I,ve never been to this show before but am booked in to go this Thursday, unfortunately for personal reasons I need electric so couldnt book with MHF group. However have booked direct with Stone leisure and electric with LX electric. The weather here at home at the moment is terrible, heavy rain. Does anyone know what the ground is like at this show when it has been raining. It appears most of the pitches are grass. Will I need a tow rope to get pulled out ! !.
Any advice from those that have attended in other years appreciated
Dave,


----------



## drcotts (Feb 23, 2006)

Hi
Generally Its a bit iffy (stated for the conveinience of oethers who may be going). there are roads round the site but a lot of pitches are on grass and if its boggy its a problem. We never book this show as the first year we went we arrived to the river (that runs past the site) flowing across the entry road. 

We were going to stop by for the weekend on our way to cornwall this weekend but decided against it..

however if you have booked electric then you will probally be on the hardstanding thats next to the main exhibition area. Others may reply so keep an eye out but i think yoiu should be OK. they show is great and our favourite..i just wish it was easier to get to as for us we have to go through bristol.

Phill


----------



## loddy (Feb 12, 2007)

I have been with MHF to shepton about 3 times and we always get put on hard standing, also noticed one year there was EHU 

Loddy


----------



## RedSonja (May 22, 2006)

Motorhome Facts pitch is always on hardstanding at opposite the sheds.
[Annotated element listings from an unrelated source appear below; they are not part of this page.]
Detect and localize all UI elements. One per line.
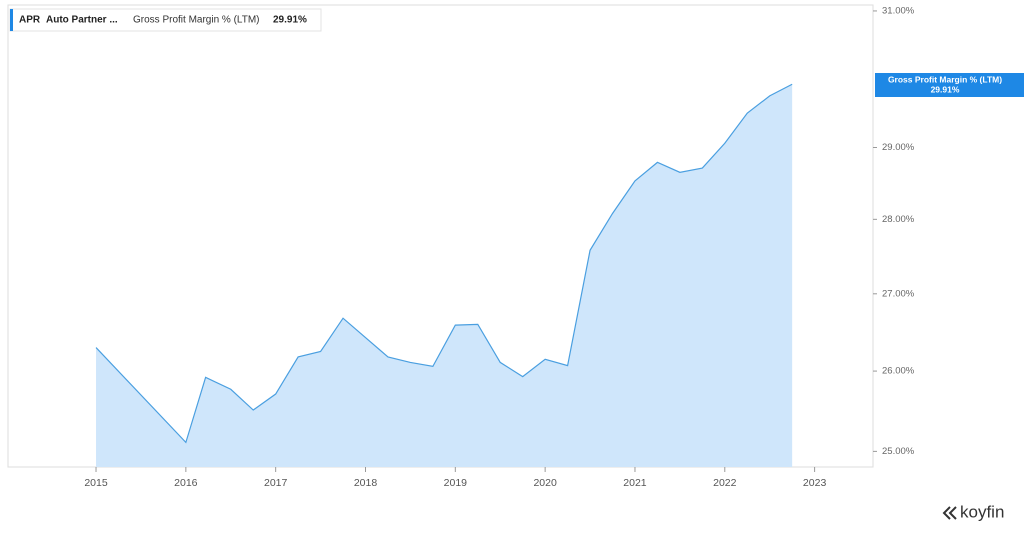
flag-box xyxy=(875,73,1024,97)
legend-accent xyxy=(10,9,13,31)
company: Auto Partner ... xyxy=(46,15,118,26)
legend-header: APR Auto Partner ... Gross Profit Margin… xyxy=(9,8,322,32)
series-label: Gross Profit Margin % (LTM) xyxy=(133,15,260,26)
flag-label: Gross Profit Margin % (LTM) xyxy=(888,74,1002,84)
y-tick-label: 26.00% xyxy=(882,366,915,377)
y-tick-label: 31.00% xyxy=(882,5,915,16)
x-tick-label: 2022 xyxy=(713,477,737,489)
y-tick-label: 27.00% xyxy=(882,288,915,299)
logo: koyfin xyxy=(942,502,1004,521)
logo-icon xyxy=(942,506,957,520)
area-line xyxy=(95,83,793,444)
brand: koyfin xyxy=(960,502,1004,521)
y-tick-label: 29.00% xyxy=(882,142,915,153)
x-tick-label: 2016 xyxy=(174,477,198,489)
flag-value: 29.91% xyxy=(931,84,960,94)
x-tick-label: 2023 xyxy=(803,477,827,489)
value-flag: Gross Profit Margin % (LTM) 29.91% xyxy=(875,73,1024,97)
y-tick-label: 25.00% xyxy=(882,446,915,457)
ticker: APR xyxy=(19,15,41,26)
area-fill xyxy=(96,84,793,468)
x-tick-label: 2019 xyxy=(444,477,468,489)
y-tick-label: 28.00% xyxy=(882,214,915,225)
plot-area xyxy=(95,83,793,468)
x-tick-label: 2015 xyxy=(84,477,108,489)
x-tick-label: 2017 xyxy=(264,477,288,489)
x-tick-label: 2020 xyxy=(533,477,557,489)
last-value: 29.91% xyxy=(273,15,307,26)
x-tick-label: 2018 xyxy=(354,477,378,489)
x-tick-label: 2021 xyxy=(623,477,647,489)
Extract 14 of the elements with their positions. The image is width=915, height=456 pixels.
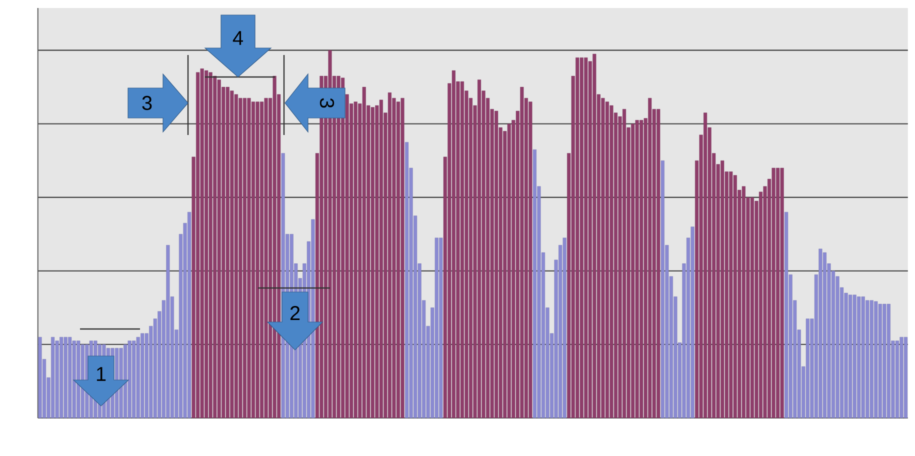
- annotation: 3: [320, 98, 334, 108]
- annotation: 3: [142, 96, 152, 110]
- bar: [904, 337, 908, 418]
- bar: [784, 212, 788, 418]
- bar: [400, 98, 404, 418]
- annotation: 2: [290, 306, 300, 320]
- text: 4: [232, 31, 243, 45]
- bar: [562, 238, 566, 418]
- annotation: 1: [96, 367, 106, 381]
- bar: [256, 102, 260, 418]
- bar: [780, 168, 784, 418]
- bar: [38, 337, 42, 418]
- bar: [690, 226, 694, 418]
- bar: [405, 142, 409, 418]
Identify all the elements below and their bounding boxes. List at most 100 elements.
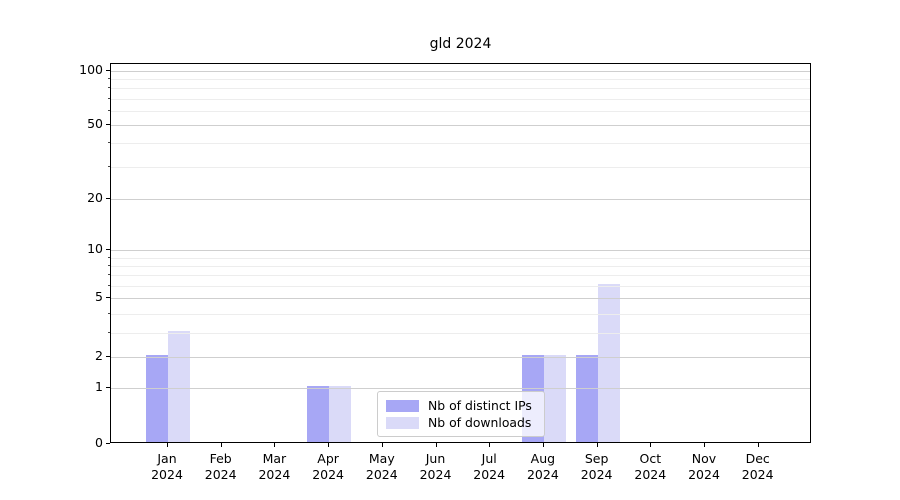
x-tick-year: 2024 [151,467,183,482]
gridline-major-20 [111,199,810,200]
y-tick-50 [106,124,110,125]
x-tick-label-feb: Feb 2024 [189,451,253,483]
y-tick-5 [106,297,110,298]
x-tick-label-jul: Jul 2024 [457,451,521,483]
y-tick-label-20: 20 [87,190,103,205]
x-tick-year: 2024 [741,467,774,482]
x-tick-month: Sep [584,451,609,466]
x-tick-label-jun: Jun 2024 [404,451,468,483]
x-tick-month: Apr [317,451,339,466]
y-tick-label-50: 50 [87,116,103,131]
x-tick-month: Oct [639,451,662,466]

As far as I am aware it is the same this year so even if its heavy rain you will be fine.

Sonja


----------



## rayc (Jun 3, 2008)

RedSonja said:


> Motorhome Facts pitch is always on hardstanding at opposite the sheds. As far as I am aware it is the same this year so even if its heavy rain you will be fine.
> 
> Sonja


The OP is not booked with MHF as he wants EHU which is not supplied to the MHF area.


----------



## oldenstar (Nov 9, 2006)

Have just been told that it has only just started raining at the Showground, and that as they have missed most of the rains this year the ground is in fact very hard.

However the forecast is a bit iffy so am prepared for a bit more in-van time this year.

Paul


----------